Ruling out they’re “just not that into you”—that they’re keeping you at a distance because they simply don’t feel the depth of feeling you have for them yet—there’s a reason they are this way. They most likely weren’t taught to feel comfortable with their emotions growing up, or worse, they were shamed for having them. They might have been burned in a past relationship so are wary of opening up now, or they have some history of unresolved trauma—any and all of these reasons boil down to FEAR and lack of trust. And these are going to be tough for you to help them resolve when the relationship is triggering both of you.
Oftentimes we think, “If I just love them through this, they’ll know it’s safe to open up to me.” You very well might, at some point, wear them down. But at what cost to you? The deep healing will happen when they are willing to walk through their past with a qualified therapist, so that they get to the root of why they can’t show up for you, or anyone else for that matter, on a very real emotional level. This is their work.
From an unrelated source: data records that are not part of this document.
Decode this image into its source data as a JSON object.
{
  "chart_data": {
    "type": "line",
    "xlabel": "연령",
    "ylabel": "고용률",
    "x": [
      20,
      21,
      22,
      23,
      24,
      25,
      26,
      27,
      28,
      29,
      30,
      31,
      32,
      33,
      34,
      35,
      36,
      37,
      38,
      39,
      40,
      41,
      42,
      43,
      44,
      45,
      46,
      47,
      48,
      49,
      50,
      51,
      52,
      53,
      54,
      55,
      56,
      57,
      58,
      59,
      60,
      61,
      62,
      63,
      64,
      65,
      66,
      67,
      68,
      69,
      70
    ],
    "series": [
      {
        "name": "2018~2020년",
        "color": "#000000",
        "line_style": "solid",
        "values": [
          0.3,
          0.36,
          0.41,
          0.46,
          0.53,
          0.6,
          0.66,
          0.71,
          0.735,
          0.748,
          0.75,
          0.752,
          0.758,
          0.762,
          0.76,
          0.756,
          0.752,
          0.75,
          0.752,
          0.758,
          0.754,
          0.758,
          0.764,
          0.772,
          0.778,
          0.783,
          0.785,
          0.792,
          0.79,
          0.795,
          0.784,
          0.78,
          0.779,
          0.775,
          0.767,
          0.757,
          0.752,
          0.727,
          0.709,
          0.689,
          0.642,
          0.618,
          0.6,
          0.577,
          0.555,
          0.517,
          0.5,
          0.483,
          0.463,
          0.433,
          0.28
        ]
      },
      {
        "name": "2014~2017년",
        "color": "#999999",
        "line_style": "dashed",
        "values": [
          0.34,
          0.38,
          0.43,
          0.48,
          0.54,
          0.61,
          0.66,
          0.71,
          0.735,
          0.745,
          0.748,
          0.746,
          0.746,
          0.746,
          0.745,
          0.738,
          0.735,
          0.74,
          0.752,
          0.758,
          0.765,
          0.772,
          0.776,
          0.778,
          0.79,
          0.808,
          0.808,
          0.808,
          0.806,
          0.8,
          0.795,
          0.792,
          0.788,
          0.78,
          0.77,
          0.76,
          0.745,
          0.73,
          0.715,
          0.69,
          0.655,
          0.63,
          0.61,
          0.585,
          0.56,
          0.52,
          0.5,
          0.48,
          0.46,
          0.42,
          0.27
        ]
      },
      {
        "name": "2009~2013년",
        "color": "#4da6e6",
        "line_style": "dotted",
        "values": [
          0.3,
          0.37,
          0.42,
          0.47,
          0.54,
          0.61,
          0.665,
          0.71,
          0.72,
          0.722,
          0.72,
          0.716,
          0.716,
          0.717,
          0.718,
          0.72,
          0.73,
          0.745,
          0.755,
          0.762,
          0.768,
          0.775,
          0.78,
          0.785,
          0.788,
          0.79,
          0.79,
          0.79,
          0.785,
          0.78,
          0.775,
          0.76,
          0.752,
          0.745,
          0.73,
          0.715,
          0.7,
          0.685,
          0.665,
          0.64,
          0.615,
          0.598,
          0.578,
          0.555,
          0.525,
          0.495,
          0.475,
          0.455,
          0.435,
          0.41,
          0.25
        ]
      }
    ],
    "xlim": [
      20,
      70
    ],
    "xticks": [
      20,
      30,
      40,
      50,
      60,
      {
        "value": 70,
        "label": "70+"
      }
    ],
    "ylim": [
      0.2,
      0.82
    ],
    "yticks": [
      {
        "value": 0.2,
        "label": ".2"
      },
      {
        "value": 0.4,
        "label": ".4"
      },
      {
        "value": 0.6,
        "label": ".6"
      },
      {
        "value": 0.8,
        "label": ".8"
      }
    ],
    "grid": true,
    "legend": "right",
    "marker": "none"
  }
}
If they’re not willing to do it, you will keep pushing and pulling with them until you exhaustedly bottom out, so maybe you can think of moving on as an act of radical self-care.
But I want to leave you with this: if you’re calling in an emotionally unavailable partner, and you believe “we attract where we’re at,” then what part of you is withholding love from yourself? Where do you feel you don’t deserve to be loved, or for someone to show up in their full self to cherish and honor all that you are right now? These are questions to contemplate and go deeper with, in the context of your relationship to yourself. Somewhere YOU might feel safe being with someone who can’t really get this thing off the ground, because you’re as scared as they are, for your own reasons that are well worth excavating. Food for thought.